A expectativa é que Bolsonaro começará a receber, hoje, no Palácio do Planalto cotados para a vaga. O primeiro da lista é o oncologista Nelson Teich, que atuou na campanha eleitoral do chefe do Executivo e tem apoio da classe médica. A decisão sobre o novo titular da Saúde, no entanto, ainda não está tomada, afirmam interlocutores do governo.

Devem participar da conversa com o médico os ministros Walter Braga Netto, da Casa Civil, e Luiz Eduardo Ramos, da Secretaria de Governo. Teich atuou como consultor informal da área de saúde na campanha eleitoral de Bolsonaro, em 2018. À época, a aproximação ocorreu por meio do atual ministro da Economia, Paulo Guedes. Na transição do governo, Teich foi cotado para comandar a Saúde, mas perdeu a vaga para Mandetta, que havia sido colega de Bolsonaro na Câmara de Deputados e tinha o apoio do governador eleito de Goiás, Ronaldo Caiado (DEM-GO), agora ex-aliado do chefe do Executivo, e de Onyx Lorenzoni (DEM-RS), que foi chefe da Casa Civil e agora é ministro da Cidadania.
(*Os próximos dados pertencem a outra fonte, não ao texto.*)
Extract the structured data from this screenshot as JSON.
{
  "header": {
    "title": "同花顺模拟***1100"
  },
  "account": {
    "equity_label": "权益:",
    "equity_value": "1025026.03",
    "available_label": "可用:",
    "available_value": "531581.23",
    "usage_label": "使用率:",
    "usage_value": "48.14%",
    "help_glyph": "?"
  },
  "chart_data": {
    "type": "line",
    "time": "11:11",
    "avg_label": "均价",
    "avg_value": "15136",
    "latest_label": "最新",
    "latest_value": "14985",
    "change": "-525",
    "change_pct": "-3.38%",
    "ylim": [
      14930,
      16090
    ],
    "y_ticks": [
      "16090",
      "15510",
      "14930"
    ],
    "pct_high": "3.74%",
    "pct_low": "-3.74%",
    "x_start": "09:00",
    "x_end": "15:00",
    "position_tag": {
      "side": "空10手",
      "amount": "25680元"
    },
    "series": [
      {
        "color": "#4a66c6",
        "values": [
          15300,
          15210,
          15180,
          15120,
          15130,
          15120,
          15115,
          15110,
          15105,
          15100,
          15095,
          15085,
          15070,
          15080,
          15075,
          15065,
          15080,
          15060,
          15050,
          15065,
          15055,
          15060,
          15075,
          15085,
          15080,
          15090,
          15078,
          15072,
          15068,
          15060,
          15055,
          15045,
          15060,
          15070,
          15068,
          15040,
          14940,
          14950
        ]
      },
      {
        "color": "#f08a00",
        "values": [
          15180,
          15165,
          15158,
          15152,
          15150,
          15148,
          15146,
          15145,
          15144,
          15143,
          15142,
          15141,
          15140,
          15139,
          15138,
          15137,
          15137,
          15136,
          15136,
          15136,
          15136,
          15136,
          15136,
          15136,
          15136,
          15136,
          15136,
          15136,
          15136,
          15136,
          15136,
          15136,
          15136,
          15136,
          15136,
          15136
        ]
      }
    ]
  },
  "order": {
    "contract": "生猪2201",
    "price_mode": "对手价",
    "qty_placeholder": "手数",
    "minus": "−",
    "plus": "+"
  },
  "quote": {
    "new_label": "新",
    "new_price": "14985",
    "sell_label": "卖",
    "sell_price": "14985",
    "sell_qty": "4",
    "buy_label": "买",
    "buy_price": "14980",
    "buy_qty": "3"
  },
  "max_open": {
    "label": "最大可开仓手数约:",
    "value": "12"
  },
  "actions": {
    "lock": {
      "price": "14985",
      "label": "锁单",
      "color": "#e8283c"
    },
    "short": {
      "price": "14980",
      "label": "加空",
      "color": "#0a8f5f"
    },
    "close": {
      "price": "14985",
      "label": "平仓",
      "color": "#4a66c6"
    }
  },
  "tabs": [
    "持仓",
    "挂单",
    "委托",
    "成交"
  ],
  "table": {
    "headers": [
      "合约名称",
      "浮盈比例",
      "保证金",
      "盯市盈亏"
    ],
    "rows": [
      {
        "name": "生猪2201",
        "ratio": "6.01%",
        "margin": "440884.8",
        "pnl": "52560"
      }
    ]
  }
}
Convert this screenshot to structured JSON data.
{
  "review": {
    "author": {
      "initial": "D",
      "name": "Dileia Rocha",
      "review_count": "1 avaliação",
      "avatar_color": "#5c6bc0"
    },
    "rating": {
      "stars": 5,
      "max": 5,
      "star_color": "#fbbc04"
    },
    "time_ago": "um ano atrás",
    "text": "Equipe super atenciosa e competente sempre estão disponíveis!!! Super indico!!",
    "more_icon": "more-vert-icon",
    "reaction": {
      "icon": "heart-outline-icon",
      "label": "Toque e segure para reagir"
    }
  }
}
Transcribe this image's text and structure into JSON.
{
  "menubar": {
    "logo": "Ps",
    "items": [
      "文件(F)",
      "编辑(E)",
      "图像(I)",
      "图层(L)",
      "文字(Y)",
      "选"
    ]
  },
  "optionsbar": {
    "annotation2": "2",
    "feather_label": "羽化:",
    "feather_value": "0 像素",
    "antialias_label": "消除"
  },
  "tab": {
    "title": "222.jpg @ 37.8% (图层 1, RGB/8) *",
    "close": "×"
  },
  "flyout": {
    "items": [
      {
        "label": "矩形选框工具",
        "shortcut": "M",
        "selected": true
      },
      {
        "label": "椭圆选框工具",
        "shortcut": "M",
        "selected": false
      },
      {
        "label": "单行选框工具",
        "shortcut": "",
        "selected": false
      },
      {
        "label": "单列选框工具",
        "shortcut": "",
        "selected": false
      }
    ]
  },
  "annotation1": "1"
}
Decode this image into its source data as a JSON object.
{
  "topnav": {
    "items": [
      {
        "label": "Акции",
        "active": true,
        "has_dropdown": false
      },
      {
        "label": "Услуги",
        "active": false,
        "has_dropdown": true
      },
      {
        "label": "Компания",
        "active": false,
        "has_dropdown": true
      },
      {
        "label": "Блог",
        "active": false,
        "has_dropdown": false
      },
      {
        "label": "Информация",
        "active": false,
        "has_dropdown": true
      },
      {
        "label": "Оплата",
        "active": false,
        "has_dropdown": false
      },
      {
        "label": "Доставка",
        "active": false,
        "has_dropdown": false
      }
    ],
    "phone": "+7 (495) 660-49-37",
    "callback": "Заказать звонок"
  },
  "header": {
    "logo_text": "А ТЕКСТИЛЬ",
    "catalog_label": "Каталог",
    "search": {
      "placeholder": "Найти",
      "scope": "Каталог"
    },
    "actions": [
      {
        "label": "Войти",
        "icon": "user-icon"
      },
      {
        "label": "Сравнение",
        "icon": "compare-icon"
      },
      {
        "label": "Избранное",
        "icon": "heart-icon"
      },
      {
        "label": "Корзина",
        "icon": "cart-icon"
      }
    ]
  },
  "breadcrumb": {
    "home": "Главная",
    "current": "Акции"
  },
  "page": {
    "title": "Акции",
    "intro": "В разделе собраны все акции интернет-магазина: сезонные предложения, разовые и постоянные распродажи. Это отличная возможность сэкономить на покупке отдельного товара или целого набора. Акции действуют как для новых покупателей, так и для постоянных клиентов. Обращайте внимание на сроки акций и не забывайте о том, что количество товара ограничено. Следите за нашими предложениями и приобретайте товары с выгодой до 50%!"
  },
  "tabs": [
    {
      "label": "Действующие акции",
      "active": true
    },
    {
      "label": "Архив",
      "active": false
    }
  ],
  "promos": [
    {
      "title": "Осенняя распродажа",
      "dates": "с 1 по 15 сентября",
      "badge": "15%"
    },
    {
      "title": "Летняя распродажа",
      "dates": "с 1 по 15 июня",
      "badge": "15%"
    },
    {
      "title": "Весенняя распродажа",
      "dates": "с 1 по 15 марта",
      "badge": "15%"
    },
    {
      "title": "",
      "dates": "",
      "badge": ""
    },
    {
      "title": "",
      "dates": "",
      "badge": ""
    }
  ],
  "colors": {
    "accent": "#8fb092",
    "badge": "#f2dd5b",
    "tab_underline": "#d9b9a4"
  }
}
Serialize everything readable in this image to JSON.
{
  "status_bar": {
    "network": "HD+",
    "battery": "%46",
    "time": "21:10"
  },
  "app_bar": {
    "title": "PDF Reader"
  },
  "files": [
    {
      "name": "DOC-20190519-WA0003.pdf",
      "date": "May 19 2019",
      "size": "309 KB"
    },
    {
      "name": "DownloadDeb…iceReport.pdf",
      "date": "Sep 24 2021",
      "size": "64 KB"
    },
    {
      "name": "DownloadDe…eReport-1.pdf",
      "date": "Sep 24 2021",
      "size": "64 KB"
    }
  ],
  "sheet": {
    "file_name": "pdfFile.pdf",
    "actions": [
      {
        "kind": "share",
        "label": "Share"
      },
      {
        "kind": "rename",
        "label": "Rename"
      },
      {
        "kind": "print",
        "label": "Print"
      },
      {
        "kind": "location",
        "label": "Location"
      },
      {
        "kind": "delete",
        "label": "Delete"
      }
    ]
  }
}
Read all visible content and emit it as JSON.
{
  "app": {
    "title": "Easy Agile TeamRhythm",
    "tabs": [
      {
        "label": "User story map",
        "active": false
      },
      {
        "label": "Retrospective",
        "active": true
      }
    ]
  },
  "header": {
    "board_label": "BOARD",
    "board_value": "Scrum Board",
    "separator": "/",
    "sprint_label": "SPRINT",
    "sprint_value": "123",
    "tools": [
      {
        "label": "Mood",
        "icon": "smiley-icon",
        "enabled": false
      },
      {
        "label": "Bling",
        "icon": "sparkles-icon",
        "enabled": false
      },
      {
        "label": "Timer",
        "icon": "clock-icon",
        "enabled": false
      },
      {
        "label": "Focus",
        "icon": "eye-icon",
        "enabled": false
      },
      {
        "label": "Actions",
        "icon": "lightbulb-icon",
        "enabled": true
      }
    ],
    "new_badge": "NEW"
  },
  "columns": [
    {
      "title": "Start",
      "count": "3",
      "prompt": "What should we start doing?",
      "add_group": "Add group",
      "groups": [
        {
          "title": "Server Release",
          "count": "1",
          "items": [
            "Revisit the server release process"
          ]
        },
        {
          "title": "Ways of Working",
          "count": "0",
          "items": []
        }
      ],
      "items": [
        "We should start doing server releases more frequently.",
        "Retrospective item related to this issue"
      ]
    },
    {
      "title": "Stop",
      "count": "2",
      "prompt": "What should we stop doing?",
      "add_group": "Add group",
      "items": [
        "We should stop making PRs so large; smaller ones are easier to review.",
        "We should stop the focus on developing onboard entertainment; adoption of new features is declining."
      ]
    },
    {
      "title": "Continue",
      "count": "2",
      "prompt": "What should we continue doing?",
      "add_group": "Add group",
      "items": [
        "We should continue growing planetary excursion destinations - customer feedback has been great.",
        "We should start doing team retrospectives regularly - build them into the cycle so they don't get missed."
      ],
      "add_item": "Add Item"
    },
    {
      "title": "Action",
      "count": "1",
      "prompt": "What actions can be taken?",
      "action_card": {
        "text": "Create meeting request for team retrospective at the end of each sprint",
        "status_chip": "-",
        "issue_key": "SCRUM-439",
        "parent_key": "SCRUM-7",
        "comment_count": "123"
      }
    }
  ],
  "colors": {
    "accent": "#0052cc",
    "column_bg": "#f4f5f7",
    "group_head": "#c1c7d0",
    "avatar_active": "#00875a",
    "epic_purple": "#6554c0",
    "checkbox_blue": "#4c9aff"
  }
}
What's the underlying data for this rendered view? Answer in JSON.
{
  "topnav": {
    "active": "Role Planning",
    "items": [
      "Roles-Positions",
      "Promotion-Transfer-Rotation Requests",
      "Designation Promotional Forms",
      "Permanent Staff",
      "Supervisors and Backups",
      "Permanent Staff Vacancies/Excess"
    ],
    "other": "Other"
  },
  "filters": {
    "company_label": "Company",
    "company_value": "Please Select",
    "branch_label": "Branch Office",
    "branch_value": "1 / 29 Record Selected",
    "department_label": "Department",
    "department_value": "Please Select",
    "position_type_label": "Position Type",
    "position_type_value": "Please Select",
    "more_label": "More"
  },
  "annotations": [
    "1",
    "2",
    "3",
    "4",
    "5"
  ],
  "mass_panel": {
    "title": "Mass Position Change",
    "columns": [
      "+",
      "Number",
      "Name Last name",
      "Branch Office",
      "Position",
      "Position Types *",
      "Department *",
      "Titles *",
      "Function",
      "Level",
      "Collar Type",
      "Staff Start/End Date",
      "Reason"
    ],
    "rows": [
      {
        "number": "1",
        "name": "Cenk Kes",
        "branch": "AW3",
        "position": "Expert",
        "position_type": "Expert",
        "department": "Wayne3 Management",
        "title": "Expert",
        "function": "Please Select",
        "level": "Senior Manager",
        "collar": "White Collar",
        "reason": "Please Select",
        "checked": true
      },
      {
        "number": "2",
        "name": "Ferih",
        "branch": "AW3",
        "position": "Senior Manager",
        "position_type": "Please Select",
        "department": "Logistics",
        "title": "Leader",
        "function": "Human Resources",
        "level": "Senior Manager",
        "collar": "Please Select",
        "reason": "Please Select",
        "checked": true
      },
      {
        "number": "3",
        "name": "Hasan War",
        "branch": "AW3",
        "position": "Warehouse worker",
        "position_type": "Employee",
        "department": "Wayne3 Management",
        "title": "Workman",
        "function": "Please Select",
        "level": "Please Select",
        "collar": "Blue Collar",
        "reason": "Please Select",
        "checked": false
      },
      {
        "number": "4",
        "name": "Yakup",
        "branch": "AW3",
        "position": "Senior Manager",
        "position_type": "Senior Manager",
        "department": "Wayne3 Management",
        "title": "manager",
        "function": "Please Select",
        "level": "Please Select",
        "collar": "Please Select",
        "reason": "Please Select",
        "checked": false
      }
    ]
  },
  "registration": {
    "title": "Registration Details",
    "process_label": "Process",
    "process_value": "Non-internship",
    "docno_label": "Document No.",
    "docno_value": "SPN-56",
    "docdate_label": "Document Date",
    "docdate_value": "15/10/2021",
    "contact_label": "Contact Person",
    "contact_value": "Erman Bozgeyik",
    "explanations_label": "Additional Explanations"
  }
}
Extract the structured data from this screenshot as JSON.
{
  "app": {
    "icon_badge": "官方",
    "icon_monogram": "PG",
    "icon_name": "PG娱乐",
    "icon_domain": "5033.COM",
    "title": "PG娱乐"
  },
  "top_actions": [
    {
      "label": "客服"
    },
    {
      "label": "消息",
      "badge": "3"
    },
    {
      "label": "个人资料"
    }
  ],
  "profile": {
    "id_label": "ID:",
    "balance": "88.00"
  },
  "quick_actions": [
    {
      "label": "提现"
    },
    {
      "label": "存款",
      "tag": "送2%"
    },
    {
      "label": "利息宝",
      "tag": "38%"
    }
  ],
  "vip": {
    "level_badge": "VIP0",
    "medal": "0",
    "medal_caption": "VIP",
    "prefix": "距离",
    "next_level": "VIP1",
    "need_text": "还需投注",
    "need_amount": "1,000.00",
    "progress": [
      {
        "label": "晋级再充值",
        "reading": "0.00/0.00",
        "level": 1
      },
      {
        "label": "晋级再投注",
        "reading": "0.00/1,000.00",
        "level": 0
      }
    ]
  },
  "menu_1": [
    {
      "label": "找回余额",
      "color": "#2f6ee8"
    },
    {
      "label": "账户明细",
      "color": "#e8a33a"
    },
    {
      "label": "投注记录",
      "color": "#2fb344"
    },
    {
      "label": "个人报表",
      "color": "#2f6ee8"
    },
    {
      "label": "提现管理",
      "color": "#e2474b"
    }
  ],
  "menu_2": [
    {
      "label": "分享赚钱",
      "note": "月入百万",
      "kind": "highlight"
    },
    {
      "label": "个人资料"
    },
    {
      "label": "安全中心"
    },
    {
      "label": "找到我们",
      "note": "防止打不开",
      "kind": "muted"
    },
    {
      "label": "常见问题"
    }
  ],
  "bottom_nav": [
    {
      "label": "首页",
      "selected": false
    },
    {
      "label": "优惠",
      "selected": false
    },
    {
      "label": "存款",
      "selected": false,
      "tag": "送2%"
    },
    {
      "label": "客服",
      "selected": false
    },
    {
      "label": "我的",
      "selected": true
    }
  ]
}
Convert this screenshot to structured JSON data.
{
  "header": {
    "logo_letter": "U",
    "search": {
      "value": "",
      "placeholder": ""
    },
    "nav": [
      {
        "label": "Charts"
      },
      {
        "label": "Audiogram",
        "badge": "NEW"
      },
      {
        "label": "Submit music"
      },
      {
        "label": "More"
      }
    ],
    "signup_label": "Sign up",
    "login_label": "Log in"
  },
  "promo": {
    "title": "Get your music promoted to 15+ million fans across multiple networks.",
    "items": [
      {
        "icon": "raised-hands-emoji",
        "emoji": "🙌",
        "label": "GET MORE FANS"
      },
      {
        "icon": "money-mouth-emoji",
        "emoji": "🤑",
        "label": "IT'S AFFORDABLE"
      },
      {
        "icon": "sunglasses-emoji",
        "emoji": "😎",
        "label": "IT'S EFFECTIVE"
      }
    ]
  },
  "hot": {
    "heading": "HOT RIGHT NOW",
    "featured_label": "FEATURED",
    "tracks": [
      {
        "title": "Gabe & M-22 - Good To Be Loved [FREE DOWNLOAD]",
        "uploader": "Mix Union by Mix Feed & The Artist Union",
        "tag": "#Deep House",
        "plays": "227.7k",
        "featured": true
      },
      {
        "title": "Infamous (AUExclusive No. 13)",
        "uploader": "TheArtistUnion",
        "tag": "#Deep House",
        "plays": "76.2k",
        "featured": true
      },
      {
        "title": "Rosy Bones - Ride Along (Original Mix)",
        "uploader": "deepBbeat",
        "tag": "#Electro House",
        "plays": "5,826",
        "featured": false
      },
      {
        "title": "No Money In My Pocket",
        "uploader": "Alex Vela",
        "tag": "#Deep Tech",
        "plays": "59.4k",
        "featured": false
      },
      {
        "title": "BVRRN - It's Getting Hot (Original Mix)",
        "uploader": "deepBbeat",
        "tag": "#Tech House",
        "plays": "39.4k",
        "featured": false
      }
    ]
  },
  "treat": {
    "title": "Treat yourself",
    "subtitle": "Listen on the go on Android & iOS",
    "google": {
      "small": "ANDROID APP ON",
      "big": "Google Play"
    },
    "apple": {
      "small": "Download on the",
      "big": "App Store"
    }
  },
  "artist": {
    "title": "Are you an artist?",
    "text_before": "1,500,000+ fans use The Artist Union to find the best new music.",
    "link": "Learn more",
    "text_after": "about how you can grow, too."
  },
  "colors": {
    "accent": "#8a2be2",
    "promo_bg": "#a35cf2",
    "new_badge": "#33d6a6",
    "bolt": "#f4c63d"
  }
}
O oncologista tem o respaldo da Associação Médica Brasileira (AMB), que referendou a indicação ao presidente e possui boa relação com empresários do setor de saúde. O argumento pró-Teich de parte da classe médica é o de que ele trará dados para destravar debates hoje “politizados” sobre o enfrentamento da Covid-19. Integrantes do setor de saúde afirmam que a ideia não é ceder completamente a argumentos sobre o uso ampliado da cloroquina ou de isolamento vertical (apenas para idosos ou pessoas em situação de risco), por exemplo. Dizem, porém, que há exageros na posição atual do ministério.

Corrida

A possível demissão de Mandetta provocou uma corrida entre aliados de Bolsonaro para indicar o sucessor no comando da Saúde. Um dos nomes na mira é o da diretora de Ciência e Inovação da Sociedade Brasileira de Cardiologia, Ludhmila Hajjar. A profissional tem o apoio do médico Antonio Luiz Macedo, cirurgião geral que acompanha o presidente desde que ele foi atingido por uma faca em ato de campanha, em setembro de 2018. No entanto, ela não é adepta do discurso de que a hidroxicloroquina é a grande salvação no combate ao coronavírus, como defende Bolsonaro. Em entrevista à Folha de S.Paulo nesta semana, Ludhmila disse que a medicação “está sendo vista como salvadora, e não é”. Questionada pela reportagem, a cardiologista negou convite do presidente. “Não fui convidada, não fui sondada. Sigo trabalhando normalmente”, disse ontem.

O secretário-executivo do Ministério da Saúde, João Gabbardo, também aparece como cotado para o posto, mesmo que de forma temporária, até que o presidente decida por um nome definitivo. Questionado sobre o assunto, Gabbardo disse que sai com Mandetta, pois está no cargo a convite do ministro, mas se dispôs a continuar colaborando com uma equipe de transição.

Dentro do ministério, as informações são de que a relação entre ele e o titular da Saúde é bastante conflituosa. Mas o secretário é visto como um perfil mais técnico do que Terra e menos resistente às vontades do governo. Seria uma solução mediana para tentar conter reações adversas à saída de Mandetta.

Sem força

Na lista de indicações para substituir Mandetta aparece ainda Claudio Lottemberg, presidente do Conselho Deliberativo do Hospital Israelita Albert Einstein. Lottemberg, no entanto, preside o Lide Saúde, grupo ligado ao governador de São Paulo, João Doria (PSDB), desafeto de Bolsonaro.

Os nomes do deputado Osmar Terra (MDB-RS) e do presidente da Agência Nacional de Vigilância Sanitária (Anvisa), Antonio Barra Torres, perderam força no Planalto, apesar de terem a confiança de Bolsonaro. A leitura é de que a escolha de um deles não seria bem-aceita no Congresso e entre entidades médicas, por causa da mudança radical de discurso que levariam ao ministério. Defensora do uso da hidroxicloroquina, a oncologista Nise Yamaguchi também teria perdido força por ter pouco apoio da classe médica.